Monkey see other monkey cannot go through wall, monkey don't try go through wall.
Of course these models are not understanding physics in the way a physicists or a mathematician would. But they do form a model of the world that can be used for forecasting and reasoning, in a way possibly not much unlike how humans and other animals operate when interacting with the physical world.
I mean... we are just monkeys. Did we not learn this way when we were younger?
These models/robots aren't superintelligent by any means, but "Monkey see other monkey cannot go through wall, monkey don't try go through wall" isn't far off from how some animals/humans "learn".

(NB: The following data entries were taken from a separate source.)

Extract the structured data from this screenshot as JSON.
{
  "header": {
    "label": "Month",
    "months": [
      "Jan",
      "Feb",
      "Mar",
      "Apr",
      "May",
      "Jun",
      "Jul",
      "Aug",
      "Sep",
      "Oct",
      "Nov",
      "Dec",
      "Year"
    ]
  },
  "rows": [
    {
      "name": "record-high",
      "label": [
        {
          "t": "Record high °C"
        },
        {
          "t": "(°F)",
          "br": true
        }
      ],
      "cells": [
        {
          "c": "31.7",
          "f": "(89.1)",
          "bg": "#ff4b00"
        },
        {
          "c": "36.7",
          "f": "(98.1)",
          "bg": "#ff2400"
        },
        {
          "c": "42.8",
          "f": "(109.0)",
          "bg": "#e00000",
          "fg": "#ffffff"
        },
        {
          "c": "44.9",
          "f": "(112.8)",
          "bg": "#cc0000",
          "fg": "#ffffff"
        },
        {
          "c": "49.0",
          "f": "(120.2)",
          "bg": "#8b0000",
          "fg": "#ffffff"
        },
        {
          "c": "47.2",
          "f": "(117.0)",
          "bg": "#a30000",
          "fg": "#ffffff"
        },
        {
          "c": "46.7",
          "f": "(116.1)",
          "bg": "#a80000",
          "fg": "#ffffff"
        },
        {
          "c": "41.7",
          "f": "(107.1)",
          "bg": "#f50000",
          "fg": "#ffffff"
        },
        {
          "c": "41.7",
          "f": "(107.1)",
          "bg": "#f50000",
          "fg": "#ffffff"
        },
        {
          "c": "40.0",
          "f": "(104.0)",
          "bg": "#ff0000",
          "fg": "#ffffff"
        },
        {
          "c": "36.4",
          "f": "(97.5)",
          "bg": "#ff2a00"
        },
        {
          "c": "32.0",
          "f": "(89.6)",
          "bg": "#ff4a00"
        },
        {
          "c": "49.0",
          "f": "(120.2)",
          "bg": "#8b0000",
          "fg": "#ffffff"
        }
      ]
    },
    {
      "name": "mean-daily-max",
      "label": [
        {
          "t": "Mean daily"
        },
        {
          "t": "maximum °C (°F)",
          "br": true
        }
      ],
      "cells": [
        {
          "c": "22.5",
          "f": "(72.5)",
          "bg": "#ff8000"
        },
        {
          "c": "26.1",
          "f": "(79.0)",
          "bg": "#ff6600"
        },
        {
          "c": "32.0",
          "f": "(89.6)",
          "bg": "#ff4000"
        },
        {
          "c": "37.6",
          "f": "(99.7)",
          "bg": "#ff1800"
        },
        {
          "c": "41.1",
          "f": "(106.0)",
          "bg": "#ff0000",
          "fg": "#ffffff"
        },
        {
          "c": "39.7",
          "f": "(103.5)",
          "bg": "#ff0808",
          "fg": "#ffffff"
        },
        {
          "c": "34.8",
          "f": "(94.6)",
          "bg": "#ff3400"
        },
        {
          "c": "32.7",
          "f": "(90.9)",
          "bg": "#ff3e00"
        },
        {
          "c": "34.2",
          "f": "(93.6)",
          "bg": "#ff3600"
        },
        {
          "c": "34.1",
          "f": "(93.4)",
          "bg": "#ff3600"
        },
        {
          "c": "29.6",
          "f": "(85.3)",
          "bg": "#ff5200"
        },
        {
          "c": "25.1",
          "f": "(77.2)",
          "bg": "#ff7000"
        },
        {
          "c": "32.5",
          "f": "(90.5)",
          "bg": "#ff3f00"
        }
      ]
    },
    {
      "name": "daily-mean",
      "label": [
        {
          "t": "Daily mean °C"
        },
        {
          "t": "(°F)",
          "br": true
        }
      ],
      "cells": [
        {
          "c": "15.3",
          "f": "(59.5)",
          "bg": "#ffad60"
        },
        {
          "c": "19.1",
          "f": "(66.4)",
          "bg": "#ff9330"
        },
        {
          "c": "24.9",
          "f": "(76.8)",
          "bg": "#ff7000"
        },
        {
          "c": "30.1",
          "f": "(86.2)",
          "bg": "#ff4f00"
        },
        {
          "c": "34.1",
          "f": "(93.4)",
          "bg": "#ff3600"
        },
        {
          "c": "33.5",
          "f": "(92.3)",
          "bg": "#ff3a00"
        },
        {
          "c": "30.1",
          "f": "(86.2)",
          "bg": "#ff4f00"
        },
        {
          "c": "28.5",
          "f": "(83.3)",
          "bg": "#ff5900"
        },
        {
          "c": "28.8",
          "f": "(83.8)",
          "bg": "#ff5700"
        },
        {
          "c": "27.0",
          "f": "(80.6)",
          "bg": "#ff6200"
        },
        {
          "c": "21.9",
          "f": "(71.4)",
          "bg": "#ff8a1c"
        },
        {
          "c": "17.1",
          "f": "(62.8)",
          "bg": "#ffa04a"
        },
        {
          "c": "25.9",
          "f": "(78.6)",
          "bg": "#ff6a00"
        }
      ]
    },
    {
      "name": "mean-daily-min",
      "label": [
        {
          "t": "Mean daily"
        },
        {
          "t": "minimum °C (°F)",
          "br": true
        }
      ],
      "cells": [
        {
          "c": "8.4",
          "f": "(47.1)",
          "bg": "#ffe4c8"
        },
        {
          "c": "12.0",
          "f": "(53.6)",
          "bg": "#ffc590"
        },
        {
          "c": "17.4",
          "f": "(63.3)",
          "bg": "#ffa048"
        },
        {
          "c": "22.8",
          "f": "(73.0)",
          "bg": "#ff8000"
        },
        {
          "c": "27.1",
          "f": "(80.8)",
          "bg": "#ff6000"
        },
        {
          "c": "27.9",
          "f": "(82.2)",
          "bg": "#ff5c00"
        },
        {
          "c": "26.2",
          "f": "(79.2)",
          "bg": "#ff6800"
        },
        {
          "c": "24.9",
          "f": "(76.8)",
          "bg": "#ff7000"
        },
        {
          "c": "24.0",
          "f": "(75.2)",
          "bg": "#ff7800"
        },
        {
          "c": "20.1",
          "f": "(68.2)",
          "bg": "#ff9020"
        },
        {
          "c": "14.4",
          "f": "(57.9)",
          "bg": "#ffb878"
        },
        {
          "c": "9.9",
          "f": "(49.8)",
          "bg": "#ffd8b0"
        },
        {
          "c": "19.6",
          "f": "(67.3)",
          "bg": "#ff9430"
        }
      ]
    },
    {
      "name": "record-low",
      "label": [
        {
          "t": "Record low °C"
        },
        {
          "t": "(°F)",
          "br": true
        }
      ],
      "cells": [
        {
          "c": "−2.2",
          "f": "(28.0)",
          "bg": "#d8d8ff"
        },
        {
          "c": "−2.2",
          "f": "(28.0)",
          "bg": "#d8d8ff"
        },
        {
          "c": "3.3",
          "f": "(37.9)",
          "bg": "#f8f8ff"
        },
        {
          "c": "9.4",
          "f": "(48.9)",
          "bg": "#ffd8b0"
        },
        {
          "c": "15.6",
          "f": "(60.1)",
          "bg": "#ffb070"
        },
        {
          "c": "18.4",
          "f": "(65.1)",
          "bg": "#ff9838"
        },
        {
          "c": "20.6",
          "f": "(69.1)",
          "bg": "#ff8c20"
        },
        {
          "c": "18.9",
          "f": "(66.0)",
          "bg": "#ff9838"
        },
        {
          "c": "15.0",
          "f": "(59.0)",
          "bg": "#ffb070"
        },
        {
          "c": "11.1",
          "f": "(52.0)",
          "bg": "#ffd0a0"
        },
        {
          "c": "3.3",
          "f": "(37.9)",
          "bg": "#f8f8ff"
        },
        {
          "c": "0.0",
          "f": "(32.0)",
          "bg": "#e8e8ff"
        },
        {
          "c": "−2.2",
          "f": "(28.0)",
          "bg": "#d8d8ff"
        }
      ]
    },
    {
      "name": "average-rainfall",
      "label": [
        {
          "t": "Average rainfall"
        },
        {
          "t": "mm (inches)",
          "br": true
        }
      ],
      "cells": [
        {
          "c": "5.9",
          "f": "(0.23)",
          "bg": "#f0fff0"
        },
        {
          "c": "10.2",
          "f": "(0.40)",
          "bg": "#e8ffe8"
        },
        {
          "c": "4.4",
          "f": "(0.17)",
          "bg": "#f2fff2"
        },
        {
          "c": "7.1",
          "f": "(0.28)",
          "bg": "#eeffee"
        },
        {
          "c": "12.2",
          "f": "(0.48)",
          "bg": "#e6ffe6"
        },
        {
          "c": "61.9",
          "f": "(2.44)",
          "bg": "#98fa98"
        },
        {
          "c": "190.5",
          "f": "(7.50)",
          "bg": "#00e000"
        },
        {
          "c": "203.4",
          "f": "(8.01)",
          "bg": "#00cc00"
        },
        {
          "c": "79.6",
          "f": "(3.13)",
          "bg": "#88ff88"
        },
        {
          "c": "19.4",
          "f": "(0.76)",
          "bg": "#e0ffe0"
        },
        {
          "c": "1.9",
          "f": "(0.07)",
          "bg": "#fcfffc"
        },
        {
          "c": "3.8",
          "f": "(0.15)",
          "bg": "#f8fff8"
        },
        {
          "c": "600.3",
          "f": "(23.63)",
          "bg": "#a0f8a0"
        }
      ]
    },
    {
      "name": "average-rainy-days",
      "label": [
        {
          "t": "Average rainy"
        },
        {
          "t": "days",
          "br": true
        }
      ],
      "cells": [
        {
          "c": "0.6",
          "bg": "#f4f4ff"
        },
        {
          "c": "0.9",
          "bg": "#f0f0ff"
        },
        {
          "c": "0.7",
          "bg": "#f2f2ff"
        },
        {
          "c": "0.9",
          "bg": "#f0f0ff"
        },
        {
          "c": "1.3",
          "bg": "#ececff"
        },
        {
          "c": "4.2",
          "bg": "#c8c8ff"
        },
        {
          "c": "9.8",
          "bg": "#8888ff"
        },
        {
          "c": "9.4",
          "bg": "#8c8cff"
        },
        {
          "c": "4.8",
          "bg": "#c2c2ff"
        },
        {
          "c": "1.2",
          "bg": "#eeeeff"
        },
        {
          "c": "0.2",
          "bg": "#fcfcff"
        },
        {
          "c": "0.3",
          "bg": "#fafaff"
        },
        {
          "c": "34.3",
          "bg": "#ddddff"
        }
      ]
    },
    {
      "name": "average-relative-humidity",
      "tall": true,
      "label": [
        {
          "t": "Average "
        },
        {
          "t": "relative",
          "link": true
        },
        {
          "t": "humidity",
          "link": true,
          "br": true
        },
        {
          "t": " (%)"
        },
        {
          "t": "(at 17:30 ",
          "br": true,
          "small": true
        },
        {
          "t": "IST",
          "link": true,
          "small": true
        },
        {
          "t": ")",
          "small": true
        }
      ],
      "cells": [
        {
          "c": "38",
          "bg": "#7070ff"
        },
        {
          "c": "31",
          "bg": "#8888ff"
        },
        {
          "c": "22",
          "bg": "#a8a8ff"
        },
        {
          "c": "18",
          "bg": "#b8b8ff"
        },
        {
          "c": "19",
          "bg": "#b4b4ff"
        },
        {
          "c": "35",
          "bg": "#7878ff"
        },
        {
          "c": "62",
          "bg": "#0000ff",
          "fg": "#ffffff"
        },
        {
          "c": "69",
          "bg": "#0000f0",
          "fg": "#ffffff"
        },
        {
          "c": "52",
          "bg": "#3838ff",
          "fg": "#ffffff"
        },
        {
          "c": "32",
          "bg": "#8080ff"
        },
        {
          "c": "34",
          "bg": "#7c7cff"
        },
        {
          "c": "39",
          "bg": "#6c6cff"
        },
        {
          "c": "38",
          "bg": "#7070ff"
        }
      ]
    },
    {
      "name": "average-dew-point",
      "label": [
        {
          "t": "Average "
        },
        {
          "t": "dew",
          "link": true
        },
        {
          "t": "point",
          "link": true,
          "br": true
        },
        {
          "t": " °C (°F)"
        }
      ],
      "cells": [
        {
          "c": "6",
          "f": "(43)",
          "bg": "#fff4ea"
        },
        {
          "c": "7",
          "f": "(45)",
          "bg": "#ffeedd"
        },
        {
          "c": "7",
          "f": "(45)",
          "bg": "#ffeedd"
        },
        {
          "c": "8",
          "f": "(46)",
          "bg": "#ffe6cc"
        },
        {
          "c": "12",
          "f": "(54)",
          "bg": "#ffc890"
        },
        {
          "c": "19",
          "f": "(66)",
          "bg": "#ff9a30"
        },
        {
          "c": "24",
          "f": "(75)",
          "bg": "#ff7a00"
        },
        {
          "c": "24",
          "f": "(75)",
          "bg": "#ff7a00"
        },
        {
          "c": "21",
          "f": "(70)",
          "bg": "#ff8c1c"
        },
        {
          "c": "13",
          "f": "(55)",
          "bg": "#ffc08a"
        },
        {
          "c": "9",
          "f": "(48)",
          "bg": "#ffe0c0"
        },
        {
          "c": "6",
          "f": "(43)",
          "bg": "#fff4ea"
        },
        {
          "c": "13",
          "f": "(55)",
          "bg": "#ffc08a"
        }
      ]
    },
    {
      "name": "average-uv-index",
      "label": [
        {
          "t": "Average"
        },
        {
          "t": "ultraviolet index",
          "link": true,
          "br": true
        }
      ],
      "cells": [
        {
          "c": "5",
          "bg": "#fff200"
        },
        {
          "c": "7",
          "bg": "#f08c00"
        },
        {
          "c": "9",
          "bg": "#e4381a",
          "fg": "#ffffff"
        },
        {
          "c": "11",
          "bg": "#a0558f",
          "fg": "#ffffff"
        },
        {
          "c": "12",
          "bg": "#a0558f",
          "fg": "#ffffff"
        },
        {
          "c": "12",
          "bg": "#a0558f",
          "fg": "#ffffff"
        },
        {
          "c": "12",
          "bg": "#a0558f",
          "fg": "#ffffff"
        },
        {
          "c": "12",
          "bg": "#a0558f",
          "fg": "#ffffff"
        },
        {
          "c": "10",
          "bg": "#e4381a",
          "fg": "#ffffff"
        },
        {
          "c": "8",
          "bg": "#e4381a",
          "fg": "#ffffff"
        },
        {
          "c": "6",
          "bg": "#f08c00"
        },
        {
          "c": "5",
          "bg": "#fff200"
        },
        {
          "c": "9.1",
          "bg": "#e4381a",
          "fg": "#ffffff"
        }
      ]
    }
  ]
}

A good definition of "real AGI" might be, a multimodal model which understands time-based media, space, and object behavior, and hence true agency.
Phenomenology is the philosophy of "things as they seem," not "knowledge (words) about things." Seem to our senses, not understood through language.
LLM of course trade in language tokens.
We can extend their behavior with front ends which convert other media types into such tokens.
But we can do better with multimodal models which are trained directly on other inputs. E.g. integrating image classifiers with language models architecturally.
With those one can sort of understand time-based media, by sampling a stream and getting e.g. transcripts.
But again, it's even better to build a time-base multimodal models, which directly ingests time-based media rather than sampling. (Other architectures than transformers are going to be required to do this well IMO...)
The bootstrapping continues. This work is about training models to understand world and object properties by introducing agency.
Significant footnote: implicitly models trained to interact with the world necessarily have a "self model" which interacts with the "world model." Presumably they are trained to preserve their expensive "self." Hmmmmm....
When we have a model that knows about things not just as nodes in a language graph but also how such things look, and sound, and moves, and "feel" (how much mass do they have, how do they move, etc.)...
...well, that is approaching indistinguishable from one of us, at least wrt embodiment and agency.